A disengagement is a rare event, and exposure differs by weather (the fleet drives far fewer miles in snow than in clear conditions). You also suspect confounding: night driving is more common during rain in Seattle, and night itself may increase disengagement risk.
Problem Statement
Using the aggregated telemetry below, (1) test whether disengagement rates differ across weather conditions, (2) estimate the size of the effect with confidence intervals, and (3) propose a model-based approach that adjusts for a key confounder (night vs day). You should justify which statistical tests you choose and why they fit the data-generating process.
Given Data
Aggregated by weather (all cities combined)
| Weather | Autonomous miles (exposure) | Disengagements (count) |
|---|
| Clear | 1,200,000 | 96 |
| Rain | 300,000 | 45 |
| Snow | 50,000 | 20 |
Assume disengagements are independent conditional on exposure, and that within each weather bucket the rate is approximately constant.
Stratified for confounding check (Clear vs Rain only)
| Weather | Time | Miles | Disengagements |
|---|
| Clear | Day | 800,000 | 56 |
| Clear | Night | 400,000 | 40 |
| Rain | Day | 120,000 | 12 |
| Rain | Night | 180,000 | 33 |
Use significance level α = 0.05.
Requirements
- Compute disengagement rates per 100,000 miles for each weather condition.
- Overall hypothesis test (3 groups): Choose an appropriate test to evaluate whether rates differ across Clear/Rain/Snow, and carry it out.
- Targeted comparison: Test Rain vs Clear using a rate-based test (not a proportion test). Report the rate ratio and a 95% CI.
- Model with confounding adjustment: Using the stratified table, fit/describe a regression that adjusts for night vs day while estimating the Rain effect.
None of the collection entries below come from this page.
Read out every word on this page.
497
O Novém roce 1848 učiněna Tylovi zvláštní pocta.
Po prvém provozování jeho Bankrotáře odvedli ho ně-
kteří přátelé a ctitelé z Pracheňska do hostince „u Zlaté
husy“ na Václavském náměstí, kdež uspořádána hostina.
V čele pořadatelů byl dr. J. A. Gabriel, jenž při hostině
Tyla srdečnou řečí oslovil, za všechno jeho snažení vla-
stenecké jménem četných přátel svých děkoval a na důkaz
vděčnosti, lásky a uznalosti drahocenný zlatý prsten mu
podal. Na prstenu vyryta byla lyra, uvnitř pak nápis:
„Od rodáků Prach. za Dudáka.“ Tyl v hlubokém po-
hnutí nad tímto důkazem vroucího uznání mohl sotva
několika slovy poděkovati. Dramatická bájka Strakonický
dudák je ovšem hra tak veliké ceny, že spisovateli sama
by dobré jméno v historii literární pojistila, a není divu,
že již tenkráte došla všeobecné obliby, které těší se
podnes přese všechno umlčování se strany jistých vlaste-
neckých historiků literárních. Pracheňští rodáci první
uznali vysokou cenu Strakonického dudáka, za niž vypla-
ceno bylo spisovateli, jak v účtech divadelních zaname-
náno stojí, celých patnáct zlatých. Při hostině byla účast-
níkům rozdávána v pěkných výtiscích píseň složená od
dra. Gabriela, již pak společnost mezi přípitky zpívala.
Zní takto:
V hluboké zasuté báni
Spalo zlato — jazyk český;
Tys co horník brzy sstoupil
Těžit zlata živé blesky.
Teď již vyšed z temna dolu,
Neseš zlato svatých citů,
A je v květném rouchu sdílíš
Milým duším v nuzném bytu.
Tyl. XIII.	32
Provide the adjusted Rain-vs-Clear rate ratio.
- Power / planning: If leadership wants to detect a 25% increase in disengagement rate in Rain vs Clear with 80% power (two-sided α=0.05), approximate how many Rain miles are needed, assuming the Clear rate is the baseline and Clear miles are effectively unlimited.
Assumptions & Constraints
- Disengagement counts are rare and scale with exposure ⇒ a Poisson process (or Poisson GLM) is reasonable.
- Miles are measured without error; disengagement labeling is consistent across conditions.
- Independence may be violated by clustering (same route/vehicle). You may mention how you’d address this (e.g., cluster-robust SEs), but complete the calculations under the Poisson assumption.
- Multiple comparisons: if you do pairwise tests beyond Rain vs Clear, state how you’d control error (e.g., Holm).